The magazine was not profitable during Hughes' tenure. On January 11, 2016, Hughes put The New Republic up for sale, saying he had "underestimated the difficulty of transitioning an old and traditional institution into a digital media company in today's quickly evolving climate." Hughes' ownership of The New Republic was described by The New York Times as a "vanity project." He sold the magazine on February 26, 2016, to Oregon publisher Win McCormack.

=== Other activities ===
Hughes co-founded the Economic Security Project in 2016. In 2018, he published Fair Shot: Rethinking Inequality and How We Earn. In 2025, he published Marketcrafters: The 100-Year Struggle to Shape the American Economy.

In May 2019, he published an op-ed in the New York Times, calling for the break-up of Facebook and government regulation of content on it; in June of the same year, he criticized the Facebook decision to launch Libra (which was later renamed Diem), saying that the cryptocurrency "would shift power into the wrong hands if, at least, the coin be modestly successful". He is completing his PhD in business ethics at the Wharton School of Economics at the University of Pennsylvania. He publishes his thoughts and political commentary on his Substack.

==Political involvement==
After leaving Facebook, Hughes volunteered for Barack Obama's 2008 presidential campaign.

Hughes and Sean Eldridge bought a $2 million residence in New York's 19th congressional district with the reported purpose of permitting Eldridge to run for the congressional seat there.
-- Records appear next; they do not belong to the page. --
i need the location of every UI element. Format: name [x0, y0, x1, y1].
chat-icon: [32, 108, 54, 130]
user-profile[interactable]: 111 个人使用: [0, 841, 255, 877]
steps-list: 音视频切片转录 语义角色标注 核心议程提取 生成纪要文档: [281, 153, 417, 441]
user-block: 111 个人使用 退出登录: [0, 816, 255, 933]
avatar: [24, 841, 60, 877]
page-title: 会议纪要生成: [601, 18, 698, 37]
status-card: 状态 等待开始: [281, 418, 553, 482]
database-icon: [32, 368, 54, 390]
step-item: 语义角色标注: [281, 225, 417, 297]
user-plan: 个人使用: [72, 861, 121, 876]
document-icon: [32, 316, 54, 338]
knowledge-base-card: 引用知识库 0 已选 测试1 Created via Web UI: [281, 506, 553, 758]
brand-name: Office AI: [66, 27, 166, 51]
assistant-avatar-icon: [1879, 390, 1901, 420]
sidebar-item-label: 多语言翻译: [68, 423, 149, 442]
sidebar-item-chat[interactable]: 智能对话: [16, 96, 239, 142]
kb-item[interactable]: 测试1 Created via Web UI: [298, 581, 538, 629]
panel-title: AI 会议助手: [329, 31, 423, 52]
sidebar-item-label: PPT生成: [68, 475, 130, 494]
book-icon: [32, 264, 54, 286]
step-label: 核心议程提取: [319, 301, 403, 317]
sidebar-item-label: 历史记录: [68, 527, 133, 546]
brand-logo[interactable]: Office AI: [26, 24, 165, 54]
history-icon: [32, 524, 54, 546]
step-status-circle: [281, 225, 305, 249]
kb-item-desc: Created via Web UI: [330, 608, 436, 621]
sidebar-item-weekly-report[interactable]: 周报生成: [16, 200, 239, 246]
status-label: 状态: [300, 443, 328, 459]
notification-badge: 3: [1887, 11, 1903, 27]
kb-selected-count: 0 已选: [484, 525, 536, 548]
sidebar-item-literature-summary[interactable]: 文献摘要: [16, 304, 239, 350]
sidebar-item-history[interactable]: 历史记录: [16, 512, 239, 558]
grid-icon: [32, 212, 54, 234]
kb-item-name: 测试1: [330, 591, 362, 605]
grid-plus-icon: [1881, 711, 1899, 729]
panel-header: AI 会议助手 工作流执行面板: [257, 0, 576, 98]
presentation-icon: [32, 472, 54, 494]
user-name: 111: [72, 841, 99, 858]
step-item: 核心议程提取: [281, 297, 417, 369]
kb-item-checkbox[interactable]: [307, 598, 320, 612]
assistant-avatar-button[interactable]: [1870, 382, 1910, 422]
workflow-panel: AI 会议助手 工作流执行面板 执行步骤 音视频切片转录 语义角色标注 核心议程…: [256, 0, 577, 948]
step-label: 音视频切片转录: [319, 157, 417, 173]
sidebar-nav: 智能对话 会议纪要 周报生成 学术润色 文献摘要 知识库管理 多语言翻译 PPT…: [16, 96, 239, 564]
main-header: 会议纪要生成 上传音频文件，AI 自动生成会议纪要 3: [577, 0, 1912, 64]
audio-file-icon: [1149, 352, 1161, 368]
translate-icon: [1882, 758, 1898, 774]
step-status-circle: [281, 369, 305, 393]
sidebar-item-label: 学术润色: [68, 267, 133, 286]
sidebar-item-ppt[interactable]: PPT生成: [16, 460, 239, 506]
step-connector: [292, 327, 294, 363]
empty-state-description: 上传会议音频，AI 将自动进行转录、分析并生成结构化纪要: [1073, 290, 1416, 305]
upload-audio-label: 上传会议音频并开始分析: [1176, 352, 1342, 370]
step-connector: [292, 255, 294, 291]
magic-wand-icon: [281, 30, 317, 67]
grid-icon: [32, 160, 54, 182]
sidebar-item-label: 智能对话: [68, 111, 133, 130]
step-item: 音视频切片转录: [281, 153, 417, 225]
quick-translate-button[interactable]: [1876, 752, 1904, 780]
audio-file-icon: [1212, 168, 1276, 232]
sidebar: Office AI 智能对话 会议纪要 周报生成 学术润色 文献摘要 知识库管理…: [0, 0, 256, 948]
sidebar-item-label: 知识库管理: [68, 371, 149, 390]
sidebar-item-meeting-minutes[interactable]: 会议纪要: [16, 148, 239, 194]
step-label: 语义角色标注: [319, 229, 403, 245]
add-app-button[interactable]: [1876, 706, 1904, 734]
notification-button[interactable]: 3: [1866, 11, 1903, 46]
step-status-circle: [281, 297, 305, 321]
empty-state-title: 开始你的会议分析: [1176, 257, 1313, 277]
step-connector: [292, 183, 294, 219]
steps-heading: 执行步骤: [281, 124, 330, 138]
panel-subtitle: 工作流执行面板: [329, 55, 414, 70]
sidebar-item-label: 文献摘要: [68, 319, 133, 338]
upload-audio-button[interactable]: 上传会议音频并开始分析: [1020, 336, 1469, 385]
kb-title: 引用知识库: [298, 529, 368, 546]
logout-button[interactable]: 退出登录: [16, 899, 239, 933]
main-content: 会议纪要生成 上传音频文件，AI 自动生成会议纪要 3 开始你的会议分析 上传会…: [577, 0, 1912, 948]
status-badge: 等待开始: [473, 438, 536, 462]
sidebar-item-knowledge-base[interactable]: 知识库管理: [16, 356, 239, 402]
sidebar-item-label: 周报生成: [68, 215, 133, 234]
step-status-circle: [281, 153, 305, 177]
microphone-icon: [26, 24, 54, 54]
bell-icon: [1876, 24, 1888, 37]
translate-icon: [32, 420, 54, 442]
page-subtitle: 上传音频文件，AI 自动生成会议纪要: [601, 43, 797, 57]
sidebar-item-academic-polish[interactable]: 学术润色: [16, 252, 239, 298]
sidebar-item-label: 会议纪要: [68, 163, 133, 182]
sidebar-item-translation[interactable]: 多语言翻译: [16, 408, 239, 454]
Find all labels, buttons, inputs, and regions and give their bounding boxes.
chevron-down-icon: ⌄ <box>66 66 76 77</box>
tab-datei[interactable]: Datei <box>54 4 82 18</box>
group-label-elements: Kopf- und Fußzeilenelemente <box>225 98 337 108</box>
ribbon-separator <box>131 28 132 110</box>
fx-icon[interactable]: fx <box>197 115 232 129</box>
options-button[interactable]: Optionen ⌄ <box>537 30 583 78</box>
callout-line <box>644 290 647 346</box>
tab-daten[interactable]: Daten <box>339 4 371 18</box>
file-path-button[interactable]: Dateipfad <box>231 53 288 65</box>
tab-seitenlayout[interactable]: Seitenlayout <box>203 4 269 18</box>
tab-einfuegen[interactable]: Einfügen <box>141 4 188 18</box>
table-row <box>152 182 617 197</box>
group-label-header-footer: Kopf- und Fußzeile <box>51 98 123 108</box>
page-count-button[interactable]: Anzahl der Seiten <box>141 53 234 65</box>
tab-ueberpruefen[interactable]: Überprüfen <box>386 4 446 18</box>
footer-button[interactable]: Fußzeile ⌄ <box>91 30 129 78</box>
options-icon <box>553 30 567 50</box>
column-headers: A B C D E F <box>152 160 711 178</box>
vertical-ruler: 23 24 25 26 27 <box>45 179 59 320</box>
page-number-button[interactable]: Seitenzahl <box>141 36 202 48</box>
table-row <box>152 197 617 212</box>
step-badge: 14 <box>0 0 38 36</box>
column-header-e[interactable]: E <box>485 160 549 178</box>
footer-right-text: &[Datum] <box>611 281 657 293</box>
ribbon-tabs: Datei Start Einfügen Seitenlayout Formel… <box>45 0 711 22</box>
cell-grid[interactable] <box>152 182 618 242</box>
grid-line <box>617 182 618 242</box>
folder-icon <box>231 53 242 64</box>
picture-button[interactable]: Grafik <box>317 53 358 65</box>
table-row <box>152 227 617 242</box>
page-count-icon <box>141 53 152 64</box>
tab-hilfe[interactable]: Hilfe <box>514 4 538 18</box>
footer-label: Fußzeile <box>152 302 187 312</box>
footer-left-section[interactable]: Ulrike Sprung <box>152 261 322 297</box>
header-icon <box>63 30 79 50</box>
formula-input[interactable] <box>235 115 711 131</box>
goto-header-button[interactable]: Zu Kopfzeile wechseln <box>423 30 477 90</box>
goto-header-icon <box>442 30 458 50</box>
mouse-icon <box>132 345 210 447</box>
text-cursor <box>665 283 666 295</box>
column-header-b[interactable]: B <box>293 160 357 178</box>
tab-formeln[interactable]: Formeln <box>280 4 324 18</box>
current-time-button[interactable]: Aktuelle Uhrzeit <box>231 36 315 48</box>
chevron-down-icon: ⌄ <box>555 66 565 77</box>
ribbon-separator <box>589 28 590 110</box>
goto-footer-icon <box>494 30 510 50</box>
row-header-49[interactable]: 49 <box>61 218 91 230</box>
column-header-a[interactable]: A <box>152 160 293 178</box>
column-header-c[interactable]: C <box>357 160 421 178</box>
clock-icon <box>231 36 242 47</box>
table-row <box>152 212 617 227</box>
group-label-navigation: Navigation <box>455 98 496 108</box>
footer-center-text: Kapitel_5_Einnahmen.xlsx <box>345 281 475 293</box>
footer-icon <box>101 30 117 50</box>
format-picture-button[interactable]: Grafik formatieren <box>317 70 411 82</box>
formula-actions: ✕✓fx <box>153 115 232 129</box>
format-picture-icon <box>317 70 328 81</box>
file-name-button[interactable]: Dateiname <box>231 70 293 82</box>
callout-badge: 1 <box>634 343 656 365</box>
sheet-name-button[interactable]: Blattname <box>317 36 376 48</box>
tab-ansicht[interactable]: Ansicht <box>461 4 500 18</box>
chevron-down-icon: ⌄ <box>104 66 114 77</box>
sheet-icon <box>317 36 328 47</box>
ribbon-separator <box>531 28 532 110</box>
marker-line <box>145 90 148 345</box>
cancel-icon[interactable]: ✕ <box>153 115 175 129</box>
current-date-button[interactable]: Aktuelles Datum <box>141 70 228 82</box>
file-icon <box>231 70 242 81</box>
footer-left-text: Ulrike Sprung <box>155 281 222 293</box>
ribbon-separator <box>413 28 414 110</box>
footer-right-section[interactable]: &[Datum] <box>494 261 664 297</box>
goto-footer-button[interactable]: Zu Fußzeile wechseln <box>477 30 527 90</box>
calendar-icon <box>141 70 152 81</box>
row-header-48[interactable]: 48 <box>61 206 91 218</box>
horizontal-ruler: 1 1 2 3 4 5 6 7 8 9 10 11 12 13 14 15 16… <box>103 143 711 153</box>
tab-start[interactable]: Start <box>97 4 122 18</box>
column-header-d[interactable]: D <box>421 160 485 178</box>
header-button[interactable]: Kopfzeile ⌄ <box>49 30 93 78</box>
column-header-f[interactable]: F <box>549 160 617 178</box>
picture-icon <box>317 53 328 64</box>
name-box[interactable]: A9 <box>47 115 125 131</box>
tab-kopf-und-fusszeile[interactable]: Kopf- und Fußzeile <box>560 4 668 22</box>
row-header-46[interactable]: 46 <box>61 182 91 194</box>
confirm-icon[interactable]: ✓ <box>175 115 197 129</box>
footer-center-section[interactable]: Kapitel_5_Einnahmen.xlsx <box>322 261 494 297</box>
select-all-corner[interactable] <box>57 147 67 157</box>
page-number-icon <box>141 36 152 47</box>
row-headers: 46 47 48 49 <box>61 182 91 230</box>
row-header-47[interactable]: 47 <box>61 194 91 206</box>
In 2014, Eldridge lost his congressional bid by 29 points.

Hughes endorsed Democratic candidate Hillary Clinton in the run-up for the 2016 U.S. presidential election.

==Personal life==
Hughes is gay and is married to Sean Eldridge. Hughes and Eldridge announced their engagement in January 2011 at a reception supporting Freedom to Marry. They married on June 30, 2012. They have two children and reside in Manhattan.

== In popular culture ==

Hughes was portrayed by actor Patrick Mapel in the 2010 film The Social Network.